El verdadero bloqueo: cuando el castrismo le cerró el mar a su propio pueblo
Por Jorge Sotero ()
La Habana.- Hubo un tiempo, no tan lejano, antes de 1959, en que los cubanos salían a pescar sin pedirle permiso a nadie. Se montaban en sus pequeños botes, echaban las redes y volvían con el sustento del día. El pescado, entonces, nunca faltaba en los mercados ni en las mesas. Me lo contaron los viejos, y lo confirman los archivos: miles de personas a lo largo y ancho de la isla recorrían caminos polvorientos llevando pescado fresco a los campesinos de tierra adentro. Era una economía viva, popular, que resolvía hambres y alimentaba sueños. Hasta que llegaron los Castro y decidieron que el mar también era suyo. Y entonces, señores, empezó el verdadero bloqueo.
Porque el bloqueo más feroz que ha sufrido Cuba no viene de Washington, ni de Trump, ni de ningún presidente norteamericano. Viene de La Habana, del Palacio de la Revolución, de esa familia que se apropió del mar como quien se apropia de un jardín privado. Para ellos, los yates, las langostas, los cayos, las islas, todo era territorio de caza exclusiva.

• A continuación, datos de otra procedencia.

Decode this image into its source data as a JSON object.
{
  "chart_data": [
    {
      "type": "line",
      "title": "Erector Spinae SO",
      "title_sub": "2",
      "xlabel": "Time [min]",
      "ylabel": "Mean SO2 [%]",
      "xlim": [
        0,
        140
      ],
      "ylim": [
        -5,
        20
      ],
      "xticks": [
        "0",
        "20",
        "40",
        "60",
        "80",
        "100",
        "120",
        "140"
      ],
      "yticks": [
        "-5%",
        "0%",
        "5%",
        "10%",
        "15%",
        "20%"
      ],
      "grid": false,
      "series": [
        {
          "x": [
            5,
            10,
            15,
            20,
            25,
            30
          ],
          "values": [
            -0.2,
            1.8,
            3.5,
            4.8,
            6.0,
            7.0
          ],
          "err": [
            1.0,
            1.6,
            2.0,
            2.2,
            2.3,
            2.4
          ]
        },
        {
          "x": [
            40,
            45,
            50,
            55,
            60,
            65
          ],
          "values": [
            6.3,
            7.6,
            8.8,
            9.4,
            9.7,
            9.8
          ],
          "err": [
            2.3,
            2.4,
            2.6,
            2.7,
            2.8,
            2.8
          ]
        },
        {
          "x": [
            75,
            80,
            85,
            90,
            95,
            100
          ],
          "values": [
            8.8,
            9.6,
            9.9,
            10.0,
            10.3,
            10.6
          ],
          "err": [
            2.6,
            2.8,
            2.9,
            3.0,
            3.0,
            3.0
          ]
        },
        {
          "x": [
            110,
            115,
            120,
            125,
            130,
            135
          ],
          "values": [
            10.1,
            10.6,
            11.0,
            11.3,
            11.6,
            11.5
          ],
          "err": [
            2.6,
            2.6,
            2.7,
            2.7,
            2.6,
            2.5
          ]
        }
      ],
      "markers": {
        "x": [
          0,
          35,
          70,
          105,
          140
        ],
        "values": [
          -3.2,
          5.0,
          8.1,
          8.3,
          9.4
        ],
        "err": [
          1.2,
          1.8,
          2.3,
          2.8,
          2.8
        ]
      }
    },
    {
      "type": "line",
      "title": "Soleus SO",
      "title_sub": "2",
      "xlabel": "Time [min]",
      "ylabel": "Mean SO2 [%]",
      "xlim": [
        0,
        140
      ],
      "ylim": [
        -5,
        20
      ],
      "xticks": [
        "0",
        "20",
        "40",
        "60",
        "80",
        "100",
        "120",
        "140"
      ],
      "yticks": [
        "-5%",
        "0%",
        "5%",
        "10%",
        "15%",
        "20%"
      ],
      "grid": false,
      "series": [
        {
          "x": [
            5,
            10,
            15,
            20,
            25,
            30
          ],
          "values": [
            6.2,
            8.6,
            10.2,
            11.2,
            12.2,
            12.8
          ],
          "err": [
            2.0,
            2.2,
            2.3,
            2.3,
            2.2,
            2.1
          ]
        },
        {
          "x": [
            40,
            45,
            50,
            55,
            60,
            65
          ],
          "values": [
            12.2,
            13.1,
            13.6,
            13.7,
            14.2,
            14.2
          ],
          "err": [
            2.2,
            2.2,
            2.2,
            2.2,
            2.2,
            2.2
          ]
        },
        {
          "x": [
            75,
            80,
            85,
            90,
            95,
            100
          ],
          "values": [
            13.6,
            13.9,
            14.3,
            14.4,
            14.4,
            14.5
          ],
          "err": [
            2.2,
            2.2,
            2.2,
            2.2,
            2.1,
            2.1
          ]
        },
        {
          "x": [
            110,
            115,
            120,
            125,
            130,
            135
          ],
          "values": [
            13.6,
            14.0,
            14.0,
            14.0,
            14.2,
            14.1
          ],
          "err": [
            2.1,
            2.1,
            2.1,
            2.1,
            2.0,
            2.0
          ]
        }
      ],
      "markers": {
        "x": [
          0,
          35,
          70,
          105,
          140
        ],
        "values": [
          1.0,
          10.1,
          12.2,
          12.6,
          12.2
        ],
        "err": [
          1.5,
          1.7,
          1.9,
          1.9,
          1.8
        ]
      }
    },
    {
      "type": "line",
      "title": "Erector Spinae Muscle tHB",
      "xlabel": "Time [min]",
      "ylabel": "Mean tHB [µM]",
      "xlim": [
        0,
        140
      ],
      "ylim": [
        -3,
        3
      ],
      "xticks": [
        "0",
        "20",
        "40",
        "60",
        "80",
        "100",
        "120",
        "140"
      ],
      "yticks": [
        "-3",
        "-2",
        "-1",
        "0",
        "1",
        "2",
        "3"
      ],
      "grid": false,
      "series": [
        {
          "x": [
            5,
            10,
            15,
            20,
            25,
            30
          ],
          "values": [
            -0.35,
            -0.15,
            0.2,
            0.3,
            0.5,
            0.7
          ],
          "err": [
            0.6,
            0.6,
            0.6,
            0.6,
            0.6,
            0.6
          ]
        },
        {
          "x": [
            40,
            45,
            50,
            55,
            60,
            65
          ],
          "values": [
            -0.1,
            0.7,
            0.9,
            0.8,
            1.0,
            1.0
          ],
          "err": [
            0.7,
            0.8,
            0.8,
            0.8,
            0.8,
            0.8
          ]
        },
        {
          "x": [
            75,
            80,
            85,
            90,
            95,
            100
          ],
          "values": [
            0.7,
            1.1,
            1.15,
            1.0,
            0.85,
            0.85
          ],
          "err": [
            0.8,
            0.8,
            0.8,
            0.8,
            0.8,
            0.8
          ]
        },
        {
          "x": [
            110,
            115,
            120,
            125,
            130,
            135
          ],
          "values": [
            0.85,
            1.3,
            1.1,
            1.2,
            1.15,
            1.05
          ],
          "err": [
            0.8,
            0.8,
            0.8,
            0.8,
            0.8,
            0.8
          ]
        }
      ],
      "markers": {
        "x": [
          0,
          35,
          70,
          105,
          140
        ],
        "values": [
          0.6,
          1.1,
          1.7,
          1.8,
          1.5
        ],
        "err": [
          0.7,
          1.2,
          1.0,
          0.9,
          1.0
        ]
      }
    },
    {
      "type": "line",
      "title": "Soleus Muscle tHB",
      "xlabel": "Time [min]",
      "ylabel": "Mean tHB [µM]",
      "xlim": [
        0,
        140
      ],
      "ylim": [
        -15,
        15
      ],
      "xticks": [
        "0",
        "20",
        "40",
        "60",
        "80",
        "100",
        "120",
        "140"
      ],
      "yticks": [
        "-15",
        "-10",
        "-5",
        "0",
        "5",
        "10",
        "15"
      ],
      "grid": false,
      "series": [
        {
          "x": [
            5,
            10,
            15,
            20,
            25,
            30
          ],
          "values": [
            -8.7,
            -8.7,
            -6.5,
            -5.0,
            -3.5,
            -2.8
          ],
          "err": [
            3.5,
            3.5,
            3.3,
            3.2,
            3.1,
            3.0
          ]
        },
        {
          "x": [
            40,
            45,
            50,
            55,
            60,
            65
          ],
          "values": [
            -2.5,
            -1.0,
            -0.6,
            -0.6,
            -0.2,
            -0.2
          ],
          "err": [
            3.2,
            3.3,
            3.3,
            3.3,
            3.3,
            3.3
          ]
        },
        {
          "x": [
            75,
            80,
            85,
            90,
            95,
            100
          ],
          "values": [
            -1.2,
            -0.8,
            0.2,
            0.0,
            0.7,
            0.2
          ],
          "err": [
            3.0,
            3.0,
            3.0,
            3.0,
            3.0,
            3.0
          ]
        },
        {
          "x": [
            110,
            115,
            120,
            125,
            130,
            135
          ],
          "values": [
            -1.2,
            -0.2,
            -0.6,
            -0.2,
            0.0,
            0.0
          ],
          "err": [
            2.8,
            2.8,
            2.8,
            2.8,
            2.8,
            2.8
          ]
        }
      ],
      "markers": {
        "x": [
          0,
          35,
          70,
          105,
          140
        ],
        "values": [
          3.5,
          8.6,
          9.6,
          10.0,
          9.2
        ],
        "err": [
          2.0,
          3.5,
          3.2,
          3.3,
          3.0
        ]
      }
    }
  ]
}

Para el pueblo, las vedas perpetuas, los papeles imposibles, las multas y las cárceles. Salir a pescar se convirtió en un delito. Tener una lancha, en una osadía. Y así, en pocas décadas, Cuba pasó de ser un país de pescadores a una nación donde el consumo de pescado por habitante es inferior al de Bolivia. Bolivia, amigos, que no tiene mar. Dicho así, suena a mentira. Pero no lo es.
El mar, coto privado de los gobernantes
Y mientras el pueblo miraba el mar desde la orilla, con los brazos cruzados y el estómago vacío, los Castro y sus adláteres se daban la gran vida. Ramiro Valdés, el mismo que firmaba órdenes de arresto, también firmaba permisos para pescar langosta en los cayos exclusivos. La familia Castro recorría el archipiélago en yates que ningún otro cubano podía ni soñar. Porque en Cuba, a diferencia de medio mundo, donde cualquier ciudadano honesto puede tener un yatecito para irse a pescar el fin de semana, aquí el mar era patrimonio de la dinastía. Y si usted se atrevía a desafiar esa orden, caía sobre usted todo el peso de una dictadura que no perdona ni la más mínima intromisión en sus privilegios.

¿Vedas? Todas para el pueblo. Para los Castro, ninguna. Ellos podían pescar en temporada de veda, en áreas protegidas, con métodos prohibidos. Y si alguien preguntaba, la respuesta era siempre la misma: «Es que el bloqueo no nos permite tener barcos, ni combustible, ni equipos».
Mentira. Mentira podrida como el pescado que nunca llegó a las mesas de los cubanos. Porque el bloqueo nunca les impidió a los pescadores artesanales echar sus redes desde la orilla. Lo que les impidió fue una ley arbitraria, un decreto asesino, una voluntad explícita de convertir el mar en un coto privado de la familia gobernante.
Un día no muy lejano todo cambiará
Y luego salen a decir que el hambre en Cuba es culpa del imperio. Que si Trump, que si el bloqueo, que si la comunidad internacional. No, señores. El hambre en Cuba tiene un apellido: Castro. Porque mientras el mundo entero respeta las vedas pero permite la pesca artesanal, aquí se vedó todo para el pueblo y nada para los dueños del poder.

Por eso hoy Cuba es uno de los países de más bajo consumo de pescado per cápita del planeta. Y eso que solo hablo del mar. No me meto en la tierra, no me meto en la industria, no me meto en la salud, no me meto en la educación. Solo en el mar. Y ya con eso, hay material para escribir un libro de indignación.

Pero queda una esperanza: cuando Cuba sea libre, el mar volverá a ser del pueblo. Los cubanos podrán pescar sin miedo, tendrán sus barcos pequeños, respetarán las vedas porque las vedas son necesarias, pero nadie les impedirá buscar el sustento en las aguas que por derecho natural les pertenecen.
Y entonces, ese mar que hoy es símbolo de exclusión y privilegio, se convertirá en lo que nunca debió dejar de ser: una fuente de alimento, de trabajo y de dignidad. Mientras tanto, que los Castro sigan paseando en sus yates. Pero que no nos cuenten cuentos. El bloqueo más grande ya lo tenemos dentro. Y es el que ellos mismos se encargaron de construir.